Er machte eine Bewegung in seinem Stuhle; die Unterredung sollte zu Ende sein; ich erhob mich. Er war ebenfalls aufgestanden und reichte mir die Hand. Ich dankte ihm mit zitternder Stimme für seine Güte und ging nach der Thür, als er mich beim Namen rief. Ich wandte mich. Er stand noch an seinem Stuhl, den großen Kopf, um den das krause Haar in widerspänstigen Locken nach allen Richtungen starrte, tief gesenkt; das wunderliche Gesicht, welches ein sogenannter Zimmermannsbart einrahmte, in nachdenkliche Falten verzerrt; den Zeigefinger der Linken fest gegen den Bügel der Brille drückend, welche durchaus nicht mehr auf der kleinen Nase halten zu wollen schien.

„Im Falle Sie sich nicht sollten entschließen können –“

Er machte eine Pause, ob ich etwas antworten würde, und fuhr, da dies nicht geschah, fort:

„In diesm Falle müßten wir auf einen Ausweg denken, wie Sie wenigstens nicht mit dem Gesetz in Konflikt kommen.
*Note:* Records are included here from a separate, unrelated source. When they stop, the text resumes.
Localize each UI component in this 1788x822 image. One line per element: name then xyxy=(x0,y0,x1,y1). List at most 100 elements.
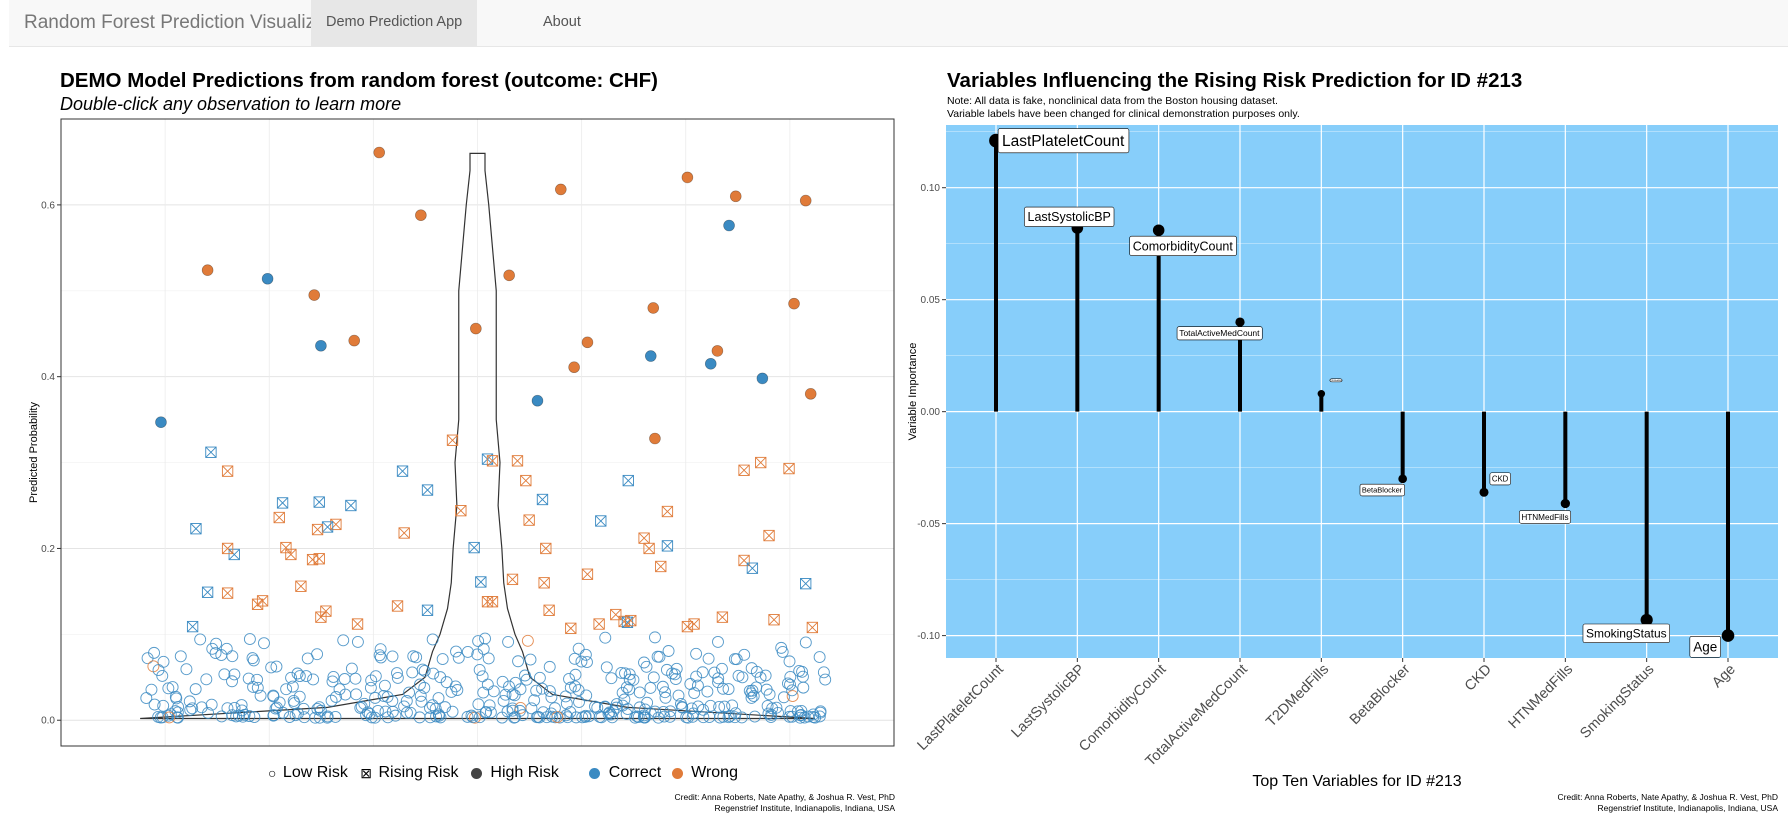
low-risk-point xyxy=(786,690,799,703)
low-risk-point xyxy=(254,689,267,702)
low-risk-point xyxy=(374,651,387,664)
right-ytick-label: 0.00 xyxy=(921,407,941,418)
low-risk-point xyxy=(684,678,697,690)
high-risk-point xyxy=(503,269,515,282)
rising-risk-point xyxy=(228,548,240,561)
low-risk-point xyxy=(446,705,459,718)
lollipop-label-box xyxy=(1129,235,1237,256)
low-risk-point xyxy=(226,675,238,688)
low-risk-point xyxy=(524,653,537,666)
rising-risk-box xyxy=(800,578,812,590)
high-risk-point xyxy=(308,289,321,301)
navbar-brand[interactable]: Random Forest Prediction Visualization xyxy=(24,12,357,33)
note-line-2: Variable labels have been changed for cl… xyxy=(947,108,1300,120)
rising-risk-point xyxy=(661,505,674,518)
low-risk-point xyxy=(559,690,572,703)
rising-risk-box xyxy=(755,456,767,469)
low-risk-point xyxy=(793,664,806,677)
rising-risk-box xyxy=(688,618,700,630)
lollipop-label-text: CKD xyxy=(1492,475,1509,484)
right-xtick-label: LastSystolicBP xyxy=(1008,662,1088,742)
right-yaxis-title: Variable Importance xyxy=(907,343,919,441)
rising-risk-cross xyxy=(540,542,552,554)
rising-risk-point xyxy=(475,576,487,588)
rising-risk-box xyxy=(468,541,480,554)
tab-about[interactable]: About xyxy=(543,14,581,30)
rising-risk-box xyxy=(285,548,297,561)
low-risk-point xyxy=(807,711,820,723)
high-risk-point xyxy=(581,336,594,349)
rising-risk-point xyxy=(313,553,325,565)
low-risk-point xyxy=(283,711,296,724)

Ist ihr Vater vielleicht Mitglied der Freien Gemeinde?“

„Ich weiß es nicht, Herr Professor.“

„Ich halte es nicht für unmöglich. Ich liebe, offen gestanden, die Freien Gemeinden nicht. Sie gedeihen nicht, Was nicht gedeiht, beweist schon dadurch, daß es nicht aus einer machtvollen Idee hervorgeht. Gleichviel, es wäre ein Ausweg. – Uebrigens für den äußersten Fall, von dem ich wünsche und hoffe, daß er nicht eintritt. Eine gesetzliche Nöthigung, daß evangelische Eltern ihre Kinder konfirmiren lassen und dazu eventuell zwangsweise anzuhalten sind, liegt nicht vor. Ich weiß das zufällig aus einer Debatte über den fraglichen Punkt im Gustav-Adolf-Verein, dessen Mitglied ich bin.“

„Ich danke Ihnen, Herr Professor.“

„Und noch eines. Was Sie auch beschließen sollten – ich weiß, daß Sie etwas auf mich geben – Sie werden in meinen Augen nicht einbüßen.“

„Ich danke Ihnen von Herzen, Herr Professor.“

„Ein Letztes!“

Er war an mich herangetreten, legte mir die Hand auf die Schulter und sagte mit einer Stimme, die anders – weicher und weniger zuversichtlich klang, als die, in welcher er bisher gesprochen:

„Es liegt mir auch an Ihrer Achtung. Und wenn Sie als ein reifer Mann an diese Stunde denken, wie Sie zweifellos thun werden, und ich dann ebenso zweifellos todt bin – und Sie dann in meinen Worten deutlicher lesen werden, als Sie es jetzt im Stande sind – dann lassen Sie mir Gerechtigkeit widerfahren und denken und sagen Sie: er konnte nicht anders sprechen.“

Er ließ die Hand von meiner Schulter und hatte sich schnell von mir gewandt. Ich murmelte noch einmal meinen Dank und Gute Nacht und eilte hinaus.


10.

Als ich auf die Gasse trat, schlug es von dem Thurme der Nikolaikirche, an der ich vorüber mußte, gerade neun. Ein heftiger Wind, der, vom Meere her, durch die Stadt brauste, zerriß die Töne, daß einzelne wie mit Gewalt zu mir herabfielen, andere fast klanglos nach oben flogen. Wirres Gewölk, dessen Ränder der unsichtbare Mond hier und da nit schmutzigem Roth färbte, jagte über den Thurm, von dem jetzt, als ich dicht unter ihm hinschritt, das mißtönende Gekreisch eines Uhus erscholl, in das sich das Krächzen vom Sturm aus ihren Ruheplätzen aufgescheuchter Dohlen mischte.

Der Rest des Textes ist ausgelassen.